A mixture of $CaC{l_2}$ and $NaCl$ weighing $4.44$ is treated with sodium to precipitate all the $C{a^{2 + }}$ ions as calcium carbonate. The calcium carbonate so obtained is heated strongly to get $0.56g$ of $CaO$. The percentage of $NaCl$ in the mixture of (atomic mass of $Ca = 40)$ is
A. 75
B. 30.6
C. 25
D. 69.4

Answer 1

Hint: As we know that solubility is the property of a solute to dissolve in a solvent. So, the percentage of a solution can be defined as the percent of a solute given a particular solution. The percent can be determined in two ways i.e. the ratio of the mass of the solute divided by the mass of the solution and the ratio of the volume of the solute divided by the volume of the solution.

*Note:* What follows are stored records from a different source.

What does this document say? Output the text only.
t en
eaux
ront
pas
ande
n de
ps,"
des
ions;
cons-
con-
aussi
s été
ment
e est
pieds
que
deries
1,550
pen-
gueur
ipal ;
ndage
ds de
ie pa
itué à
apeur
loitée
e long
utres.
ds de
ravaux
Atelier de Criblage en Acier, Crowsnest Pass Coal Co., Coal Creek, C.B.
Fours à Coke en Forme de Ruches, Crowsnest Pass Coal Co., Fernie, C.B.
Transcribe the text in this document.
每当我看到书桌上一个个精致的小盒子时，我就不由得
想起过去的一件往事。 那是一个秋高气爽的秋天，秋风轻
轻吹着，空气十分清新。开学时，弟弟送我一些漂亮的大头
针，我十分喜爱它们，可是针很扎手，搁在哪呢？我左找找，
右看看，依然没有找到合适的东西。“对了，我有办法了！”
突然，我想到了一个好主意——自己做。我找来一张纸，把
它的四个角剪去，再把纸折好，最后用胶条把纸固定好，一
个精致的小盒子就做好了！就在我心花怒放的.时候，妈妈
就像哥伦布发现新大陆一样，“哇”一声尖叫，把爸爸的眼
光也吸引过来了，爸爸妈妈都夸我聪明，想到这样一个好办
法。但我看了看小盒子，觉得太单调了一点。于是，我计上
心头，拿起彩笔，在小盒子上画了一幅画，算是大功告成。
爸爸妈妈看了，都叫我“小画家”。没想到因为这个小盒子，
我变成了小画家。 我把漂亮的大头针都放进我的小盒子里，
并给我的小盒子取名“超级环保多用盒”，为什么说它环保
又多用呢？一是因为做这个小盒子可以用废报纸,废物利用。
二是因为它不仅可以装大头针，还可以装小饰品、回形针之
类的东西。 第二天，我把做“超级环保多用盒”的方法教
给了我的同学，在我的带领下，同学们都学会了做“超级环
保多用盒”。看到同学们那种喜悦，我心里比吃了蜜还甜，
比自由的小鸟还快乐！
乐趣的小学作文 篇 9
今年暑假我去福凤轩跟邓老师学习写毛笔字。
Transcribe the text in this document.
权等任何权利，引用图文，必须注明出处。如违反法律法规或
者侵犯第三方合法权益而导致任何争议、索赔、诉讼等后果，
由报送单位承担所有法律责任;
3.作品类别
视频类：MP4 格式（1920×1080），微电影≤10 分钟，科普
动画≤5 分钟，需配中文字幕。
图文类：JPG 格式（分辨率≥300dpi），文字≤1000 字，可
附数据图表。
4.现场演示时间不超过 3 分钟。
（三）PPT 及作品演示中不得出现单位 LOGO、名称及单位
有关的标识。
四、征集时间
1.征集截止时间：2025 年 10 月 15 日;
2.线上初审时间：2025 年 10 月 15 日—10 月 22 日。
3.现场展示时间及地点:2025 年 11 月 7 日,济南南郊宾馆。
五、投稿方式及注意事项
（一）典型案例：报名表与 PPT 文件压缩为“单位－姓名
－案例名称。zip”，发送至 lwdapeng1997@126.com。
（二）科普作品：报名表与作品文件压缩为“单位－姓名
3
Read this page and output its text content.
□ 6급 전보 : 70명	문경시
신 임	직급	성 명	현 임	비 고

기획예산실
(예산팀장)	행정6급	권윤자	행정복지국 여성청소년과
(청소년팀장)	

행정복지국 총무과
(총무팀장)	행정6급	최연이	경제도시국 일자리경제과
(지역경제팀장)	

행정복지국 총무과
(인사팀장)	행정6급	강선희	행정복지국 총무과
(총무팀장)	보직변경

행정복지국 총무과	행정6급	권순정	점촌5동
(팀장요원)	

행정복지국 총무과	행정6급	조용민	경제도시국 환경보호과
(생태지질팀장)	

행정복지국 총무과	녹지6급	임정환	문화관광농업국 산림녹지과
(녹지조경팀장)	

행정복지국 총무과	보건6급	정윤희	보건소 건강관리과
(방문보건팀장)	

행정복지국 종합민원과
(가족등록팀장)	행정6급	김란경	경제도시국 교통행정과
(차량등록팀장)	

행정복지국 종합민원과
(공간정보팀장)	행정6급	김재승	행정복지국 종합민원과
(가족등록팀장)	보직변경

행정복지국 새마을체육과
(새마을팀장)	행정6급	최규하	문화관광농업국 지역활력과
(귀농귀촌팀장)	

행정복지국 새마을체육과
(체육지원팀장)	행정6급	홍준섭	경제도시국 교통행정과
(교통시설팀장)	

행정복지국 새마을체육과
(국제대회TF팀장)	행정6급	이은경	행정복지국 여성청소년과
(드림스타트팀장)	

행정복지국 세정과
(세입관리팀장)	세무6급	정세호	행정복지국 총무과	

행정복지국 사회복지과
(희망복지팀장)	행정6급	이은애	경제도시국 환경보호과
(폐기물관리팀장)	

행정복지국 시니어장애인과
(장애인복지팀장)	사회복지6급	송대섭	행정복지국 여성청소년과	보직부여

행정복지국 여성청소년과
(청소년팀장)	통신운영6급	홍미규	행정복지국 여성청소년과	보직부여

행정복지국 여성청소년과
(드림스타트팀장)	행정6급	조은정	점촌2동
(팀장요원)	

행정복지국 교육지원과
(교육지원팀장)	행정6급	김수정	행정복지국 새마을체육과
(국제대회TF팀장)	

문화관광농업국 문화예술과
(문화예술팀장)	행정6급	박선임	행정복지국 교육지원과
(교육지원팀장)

Complete step by step answer:
The percentage of a solution by mass can be defined as the mass of a solute in the volume of a solution.
 Percentage of a solution (w/v) $ = \dfrac{{{\text{Mass of solute}}}}{{{\text{Volume of solution}}}} \times 100$
Percent by volume (v/v) $ = \dfrac{{{\text{Volume of solute}}}}{{{\text{Volume of solution}}}} \times 100$
According to the question, a mixture is formed when $CaC{l_2}$ and $NaCl$ reacts with sodium then it forms sodium carbonate. We can write the chemical equation for this reaction as,
$CaC{l_2} + NaCl + N{a_2}C{O_3} \to CaC{O_3} + 2NaCl + NaCl$
Both $CaC{l_2}$ and $NaCl$ weighing $4.44$ that is given in the question. The next statement is that calcium carbonate is obtained by heating strongly to get $0.56g$ of $CaO$. Then, the equation becomes:
$CaC{O_3}\xrightarrow{\Delta }CaO + C{O_2}$
$ 1 \;\;\;\;\;\;\;\;\;\;\;\;\;\;0.56g$
$100CaC{O_3} = 111gCaC{l_2}$
$ \Rightarrow 1gCaC{O_3} = 1.11gCaC{l_2}$
Thus, weight of $CaC{l_2}$= 1.11g
Then, we can calculate the weight of $NaCl$$ = \left( {4.44 - 1.11} \right) = 3.3g$
Now we can calculate percentage of NaCl as,
${\text{Percentage of solution}} = \dfrac{{{\text{Mass of solute}}}}{{{\text{Volume of solution}}}} \times 100$
Substituting the known values in the above formula we get,
Therefore, the percent of $NaCl$ = $\dfrac{{3.33}}{{4.44}} \times 100 = 75\% $

So, the correct answer is Option A.

Note: We must remember that the concentration of a solute is important for studying chemical reactions because it determines how often the molecules collide in a solution. Thus, concentration indirectly determines the rates of reactions and the conditions occurring at equilibrium. Also, it can be expressed in three different ways like percent by volume, percent by mass, and molarity.